Poor lifestyle is largely responsible for the rising cases of diabetes in the country; he said adding, unhealthy lifestyles include inadequate physical activity and fast food-dependent food habit.
“Roughly 85 lakh people are suffering from diabetes disease in the country. Of them, proportion of type-1 diabetes is five percent while 95 percent people are suffering from type-2 diabetes,” Prof Azad added. Explaining the nature of diabetes disease, he said most of the people are being affected by type-2 diabetes due to lack of awareness and insufficient knowledge on nutritious food.
The health expert said many factors including everyday lifestyle, food habit and genetic factors are associated with diabetes disease. “We can prevent 75 percent diabetes, if the people follow healthy living method… 25 percent patients could control this non-communicable disease through maintaining health rules.”
“Diabetes is a chronic disease that occurs either when the pancreas does not produce enough insulin or when the body cannot effectively use the insulin it produces. Insulin is a hormone that regulates blood sugar,” Prof Azad added.

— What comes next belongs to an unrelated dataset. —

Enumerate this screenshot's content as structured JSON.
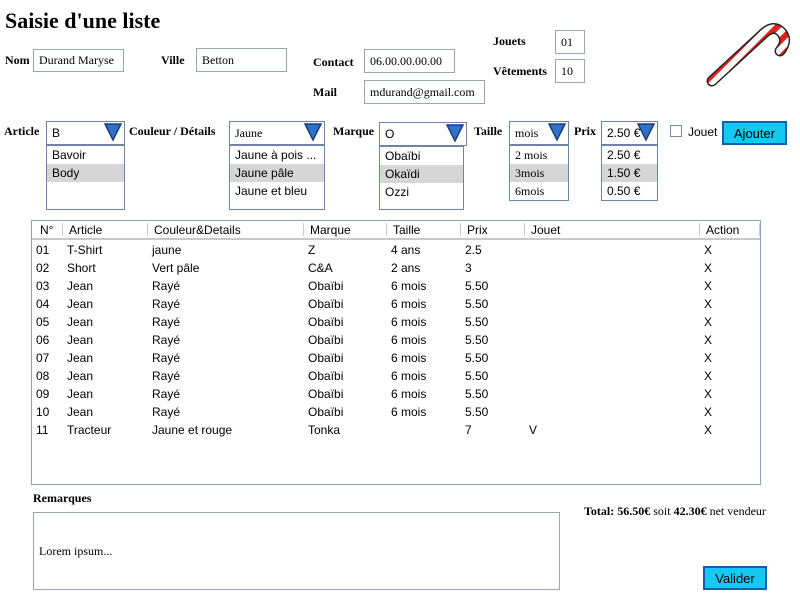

Type 1 diabetes, also known as insulin-dependent diabetes, is a chronic condition in which the pancreas produces little or no insulin. Insulin is a hormone needed to allow sugar (glucose) to enter cells to produce energy. The diabetes specialist said people with type-1 diabetes need to take insulin on a regular basis for their survival while people with type-2 diabetes do not need insulin initially. But, later they also need to take insulin when it turns into severe form, Prof Azad added.

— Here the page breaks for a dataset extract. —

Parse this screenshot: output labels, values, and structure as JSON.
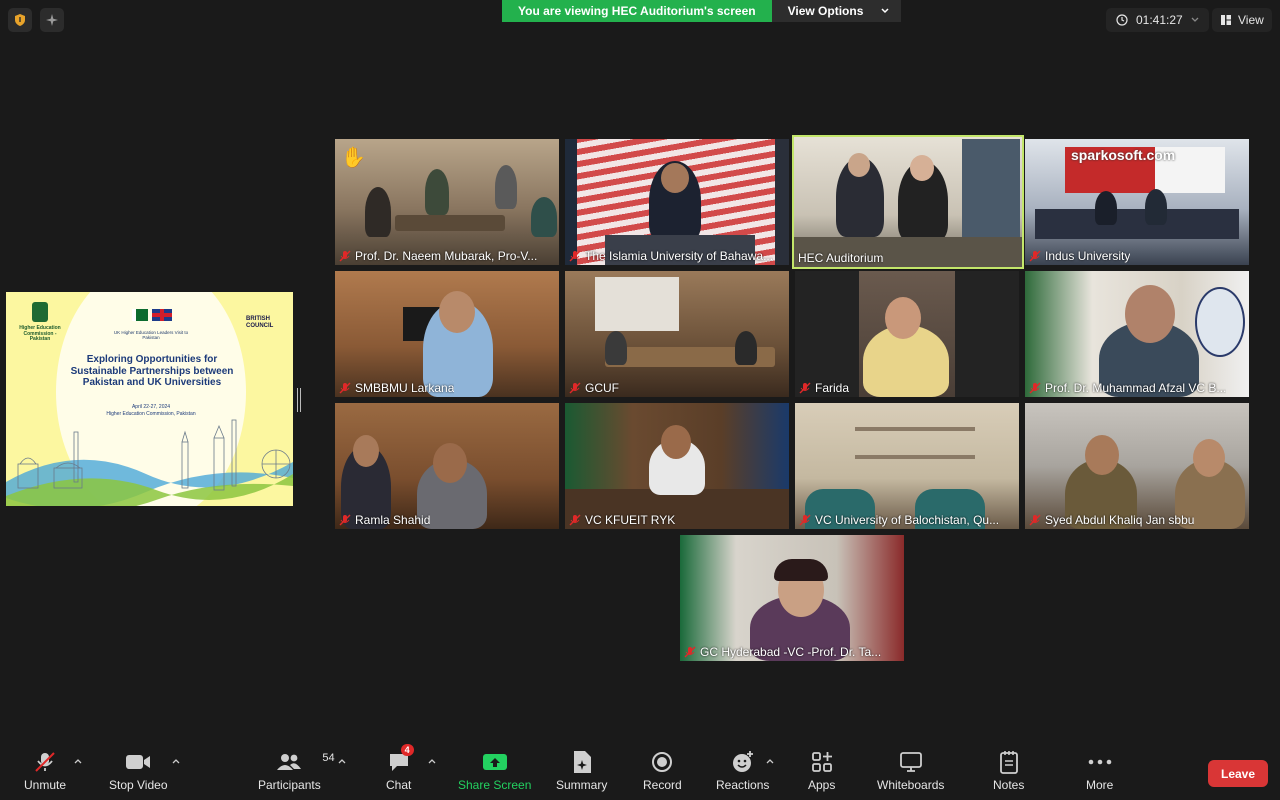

He urged the government to provide insulin at free of cost to the people to save their lives from this chronic disease. Prof Azad said, “There is no specific data on deaths caused by diabetes…. as type 1 diabetes complications can affect major organs in our body, including heart, blood vessels, nerves, eyes and kidneys. So, a large number of people in Bangladesh die from diabetes or diabetes related complications.”
Maintaining a normal blood sugar level can dramatically reduce the risk of many complications, he added. Associate Professor of Department of Endocrinology (Specialist, Hormone and Diabetes) Bangabandhu Sheikh Mujib Medical University (BSMMU) Dr Shahjada Selim said technology-driven lifestyle and unplanned urbanization are major contributor to the increase of diabetes patient in the country.

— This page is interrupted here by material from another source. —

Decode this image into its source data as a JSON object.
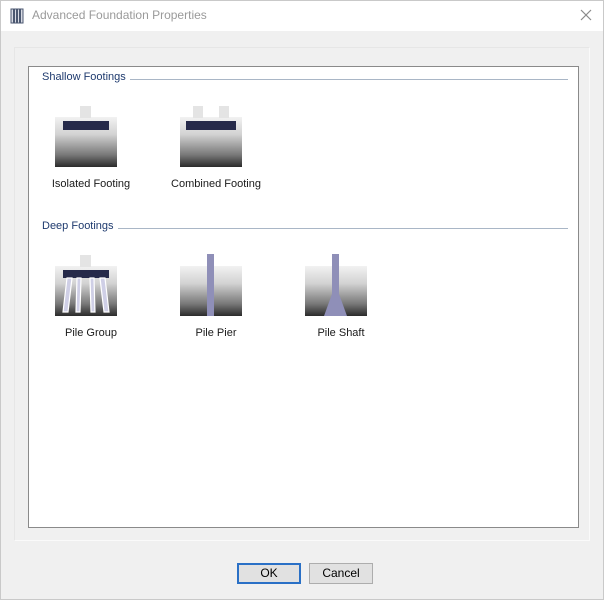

Referring to two common forms of diabetes — type-1 and type-2 — he said, “We are observing that type-2 diabetes is increasing sharply in the country due to unhealthy life-style… As children are being grown up within confined spaces.” Most educational institutions have no playgrounds, he said, adding they are facing similar problems in their residential areas, particularly metropolitan cities in the country. Many people with type-2 diabetes do not know about their disease, Selim said adding as a result, it (type-2) develops into type-1 diabetes pushing the patient into severe health complications. He said, “Most of the people lack proper knowledge about diabetes disease… this chronic disease (diabetes) must be incorporated in our education curriculum so that children can acquire knowledge on diabetes to prevent spread of this silent killer disease.”
Selim warned that many pregnant mothers are being affected by diabetes, he said, adding the child mortality rate is increasing due to pregnancy period diabetes.
As many people are unknown regarding diabetes disease, they should be screened before conceiving a child; he said adding otherwise, babies will be born with diabetes. According to the World Health Organization(WHO), diabetes is one of the four major types of non-communicable diseases (NCDs) that make the largest contribution to morbidity and mortality worldwide. About 422 million people globally had diabetes, with most living in the developing countries, it said adding the prevalence of diabetes is increasing in Bangladesh in both urban and rural areas.